Setup k3s on CentOS 7

Imagine this: you need a lightweight Kubernetes cluster up and running today—no drama, no endless YAML, no “what did I forget?” moments. That’s where k3s shines, especially on CentOS 7. I’ll walk you through the setup, toss in some hard-earned tips, and call out gotchas that can trip up even seasoned pros.

Step 1: Prerequisites—Get Your House in Order

Before you touch k3s, make sure your CentOS 7 box is ready. Trust me, skipping this step leads to pain later.

• Set a static IP and hostname (don’t rely on DHCP for servers!):

  vi /etc/sysconfig/network-scripts/ifcfg-eth0
  vi /etc/hostname
  

  Tip: After editing, restart networking or reboot to apply changes.

• Optional: Disable the firewall (for labs or trusted networks only):

  systemctl disable firewalld --now
  

  Gotcha: If you keep the firewall, open ports 6443 (Kubernetes API), 10250, and 8472 (Flannel VXLAN).
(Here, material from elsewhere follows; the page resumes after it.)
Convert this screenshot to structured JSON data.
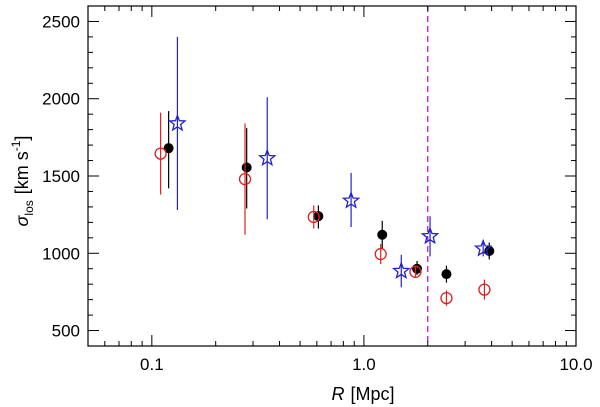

Step 2: (Optional) Install Rancher RKE2

If you want Rancher’s full power, set up RKE2 first. Otherwise, skip to k3s install.

1. Create config directory:

   mkdir -p /etc/rancher/rke2
   

2. Edit config.yaml:

   token: somestringforrancher
   tls-san:
     - 192.168.1.128
   

   Tip: Replace 192.168.1.128 with your server’s IP. The tls-san entry is critical for SSL and HA setups.

3. Install Rancher:

   curl -sfL https://get.rancher.io | sh -
   

4. Enable and start the Rancher service:

   systemctl enable rancherd-server.service
   systemctl start rancherd-server.service
   

5. Check startup status:

   journalctl -eu rancherd-server.service -f
   

   Tip: Look for “Ready” messages. Errors here usually mean a misconfigured config.yaml or missing ports.
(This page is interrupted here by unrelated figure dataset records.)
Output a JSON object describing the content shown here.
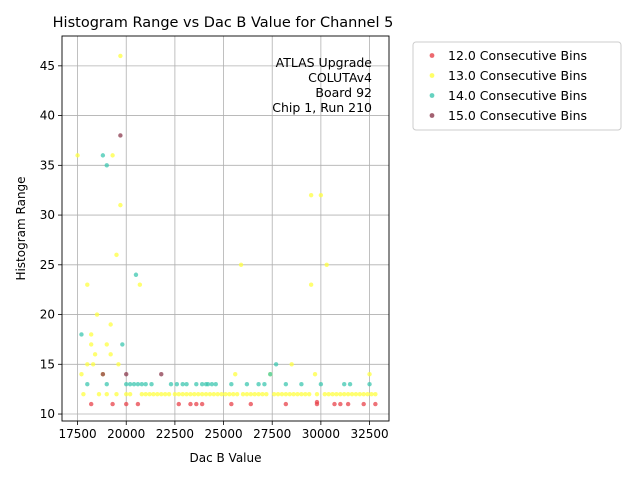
{
  "chart_data": {
    "type": "scatter",
    "title": "Histogram Range vs Dac B Value for Channel 5",
    "xlabel": "Dac B Value",
    "ylabel": "Histogram Range",
    "xlim": [
      16700,
      33500
    ],
    "ylim": [
      9.3,
      48
    ],
    "xticks": [
      17500,
      20000,
      22500,
      25000,
      27500,
      30000,
      32500
    ],
    "xtick_labels": [
      "17500",
      "20000",
      "22500",
      "25000",
      "27500",
      "30000",
      "32500"
    ],
    "yticks": [
      10,
      15,
      20,
      25,
      30,
      35,
      40,
      45
    ],
    "ytick_labels": [
      "10",
      "15",
      "20",
      "25",
      "30",
      "35",
      "40",
      "45"
    ],
    "grid": true,
    "legend_position": "outside-top-right",
    "annotation": [
      "ATLAS Upgrade",
      "COLUTAv4",
      "Board 92",
      "Chip 1, Run 210"
    ],
    "series": [
      {
        "name": "12.0 Consecutive Bins",
        "color": "#e8434b",
        "points": [
          [
            18200,
            11
          ],
          [
            19300,
            11
          ],
          [
            20000,
            11
          ],
          [
            20600,
            11
          ],
          [
            22700,
            11
          ],
          [
            23300,
            11
          ],
          [
            23600,
            11
          ],
          [
            23900,
            11
          ],
          [
            25400,
            11
          ],
          [
            26400,
            11
          ],
          [
            28200,
            11
          ],
          [
            29800,
            11
          ],
          [
            29800,
            11.2
          ],
          [
            30700,
            11
          ],
          [
            31000,
            11
          ],
          [
            31400,
            11
          ],
          [
            32200,
            11
          ],
          [
            32800,
            11
          ]
        ]
      },
      {
        "name": "13.0 Consecutive Bins",
        "color": "#ffff40",
        "points": [
          [
            17500,
            36
          ],
          [
            17700,
            14
          ],
          [
            17800,
            12
          ],
          [
            18000,
            23
          ],
          [
            18000,
            15
          ],
          [
            18200,
            18
          ],
          [
            18200,
            17
          ],
          [
            18300,
            15
          ],
          [
            18400,
            16
          ],
          [
            18500,
            20
          ],
          [
            18600,
            12
          ],
          [
            18800,
            14
          ],
          [
            19000,
            17
          ],
          [
            19000,
            12
          ],
          [
            19200,
            19
          ],
          [
            19200,
            16
          ],
          [
            19300,
            36
          ],
          [
            19500,
            26
          ],
          [
            19600,
            15
          ],
          [
            19700,
            46
          ],
          [
            19700,
            31
          ],
          [
            19500,
            12
          ],
          [
            20000,
            12
          ],
          [
            20200,
            12
          ],
          [
            20700,
            23
          ],
          [
            20800,
            12
          ],
          [
            21000,
            12
          ],
          [
            21200,
            12
          ],
          [
            21400,
            12
          ],
          [
            21600,
            12
          ],
          [
            21800,
            12
          ],
          [
            22000,
            12
          ],
          [
            22200,
            12
          ],
          [
            22500,
            12
          ],
          [
            22700,
            12
          ],
          [
            22900,
            12
          ],
          [
            23100,
            12
          ],
          [
            23300,
            12
          ],
          [
            23500,
            12
          ],
          [
            23700,
            12
          ],
          [
            23900,
            12
          ],
          [
            24100,
            12
          ],
          [
            24300,
            12
          ],
          [
            24500,
            12
          ],
          [
            24700,
            12
          ],
          [
            24900,
            12
          ],
          [
            25100,
            12
          ],
          [
            25300,
            12
          ],
          [
            25500,
            12
          ],
          [
            25600,
            14
          ],
          [
            25700,
            12
          ],
          [
            25900,
            25
          ],
          [
            26000,
            12
          ],
          [
            26200,
            12
          ],
          [
            26400,
            12
          ],
          [
            26600,
            12
          ],
          [
            26800,
            12
          ],
          [
            27000,
            12
          ],
          [
            27200,
            12
          ],
          [
            27400,
            14
          ],
          [
            27600,
            12
          ],
          [
            27800,
            12
          ],
          [
            28000,
            12
          ],
          [
            28200,
            12
          ],
          [
            28400,
            12
          ],
          [
            28500,
            15
          ],
          [
            28600,
            12
          ],
          [
            28800,
            12
          ],
          [
            29000,
            12
          ],
          [
            29200,
            12
          ],
          [
            29400,
            12
          ],
          [
            29500,
            32
          ],
          [
            29500,
            23
          ],
          [
            29700,
            14
          ],
          [
            29800,
            12
          ],
          [
            30000,
            32
          ],
          [
            30200,
            12
          ],
          [
            30300,
            25
          ],
          [
            30400,
            12
          ],
          [
            30600,
            12
          ],
          [
            30800,
            12
          ],
          [
            31000,
            12
          ],
          [
            31200,
            12
          ],
          [
            31400,
            12
          ],
          [
            31600,
            12
          ],
          [
            31800,
            12
          ],
          [
            32000,
            12
          ],
          [
            32200,
            12
          ],
          [
            32400,
            12
          ],
          [
            32500,
            14
          ],
          [
            32600,
            12
          ],
          [
            32800,
            12
          ]
        ]
      },
      {
        "name": "14.0 Consecutive Bins",
        "color": "#3ec7b0",
        "points": [
          [
            17700,
            18
          ],
          [
            18000,
            13
          ],
          [
            18800,
            36
          ],
          [
            19000,
            35
          ],
          [
            19000,
            13
          ],
          [
            19800,
            17
          ],
          [
            20000,
            13
          ],
          [
            20200,
            13
          ],
          [
            20400,
            13
          ],
          [
            20500,
            24
          ],
          [
            20600,
            13
          ],
          [
            20800,
            13
          ],
          [
            21000,
            13
          ],
          [
            21300,
            13
          ],
          [
            22300,
            13
          ],
          [
            22600,
            13
          ],
          [
            22900,
            13
          ],
          [
            23100,
            13
          ],
          [
            23600,
            13
          ],
          [
            23900,
            13
          ],
          [
            24100,
            13
          ],
          [
            24200,
            13
          ],
          [
            24400,
            13
          ],
          [
            24600,
            13
          ],
          [
            25400,
            13
          ],
          [
            26200,
            13
          ],
          [
            26800,
            13
          ],
          [
            27100,
            13
          ],
          [
            27400,
            14
          ],
          [
            27700,
            15
          ],
          [
            28200,
            13
          ],
          [
            29000,
            13
          ],
          [
            30000,
            13
          ],
          [
            31200,
            13
          ],
          [
            31500,
            13
          ],
          [
            32500,
            13
          ]
        ]
      },
      {
        "name": "15.0 Consecutive Bins",
        "color": "#8b3a4e",
        "points": [
          [
            18800,
            14
          ],
          [
            19700,
            38
          ],
          [
            20000,
            14
          ],
          [
            21800,
            14
          ]
        ]
      }
    ]
  }
}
6. Reset Rancher admin password (for UI login):

   rancherd reset-admin
   

Step 3: Install k3s—The Main Event

Master Node Setup

curl -sfL https://get.k3s.io | K3S_KUBECONFIG_MODE="644" sh -

• Tip: K3S_KUBECONFIG_MODE="644" makes /etc/rancher/k3s/k3s.yaml world-readable. Good for quick access, but not for production security!
• Get your cluster token (needed for workers):

  sudo cat /var/lib/rancher/k3s/server/node-token
  

Worker Node Setup

curl -sfL https://get.k3s.io | \
  K3S_URL="https://<MASTER_IP>:6443" \
  K3S_TOKEN="<TOKEN>" \
  K3S_NODE_NAME="<NODE_NAME>" \
  sh -

• Replace <MASTER_IP> with your master’s IP, <TOKEN> with the value from node-token, and <NODE_NAME> with a unique name for the node.
• Gotcha: If you see “permission denied” or “failed to connect,” double-check your firewall and SELinux settings. CentOS 7 can be picky.
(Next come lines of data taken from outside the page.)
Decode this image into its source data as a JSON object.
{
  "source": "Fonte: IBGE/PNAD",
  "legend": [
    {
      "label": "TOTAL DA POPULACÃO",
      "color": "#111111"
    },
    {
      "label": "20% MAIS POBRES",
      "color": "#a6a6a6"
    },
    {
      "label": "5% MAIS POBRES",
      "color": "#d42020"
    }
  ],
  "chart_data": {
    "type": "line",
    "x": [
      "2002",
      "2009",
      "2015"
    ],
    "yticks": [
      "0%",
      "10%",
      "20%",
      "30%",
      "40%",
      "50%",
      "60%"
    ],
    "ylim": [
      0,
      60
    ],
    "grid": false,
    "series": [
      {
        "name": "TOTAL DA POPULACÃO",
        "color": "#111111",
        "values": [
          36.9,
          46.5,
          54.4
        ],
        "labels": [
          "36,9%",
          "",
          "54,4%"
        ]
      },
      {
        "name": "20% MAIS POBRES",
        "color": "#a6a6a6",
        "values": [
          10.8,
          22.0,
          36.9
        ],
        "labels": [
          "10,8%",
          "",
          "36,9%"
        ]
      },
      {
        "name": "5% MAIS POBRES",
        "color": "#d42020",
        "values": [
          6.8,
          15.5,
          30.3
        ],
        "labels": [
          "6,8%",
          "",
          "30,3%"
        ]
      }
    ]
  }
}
Final Thoughts: What’s Next?

You’ve got a blazing-fast Kubernetes cluster. Next, try kubectl get nodes (grab the kubeconfig from /etc/rancher/k3s/k3s.yaml), deploy a test workload, and—if you’re feeling brave—secure your setup for production. If you hit a snag, don’t waste time: check logs, verify IPs, and make sure your token matches.

I’m Max L, and I never trust a cluster until I’ve rebooted every node at least once. Happy hacking!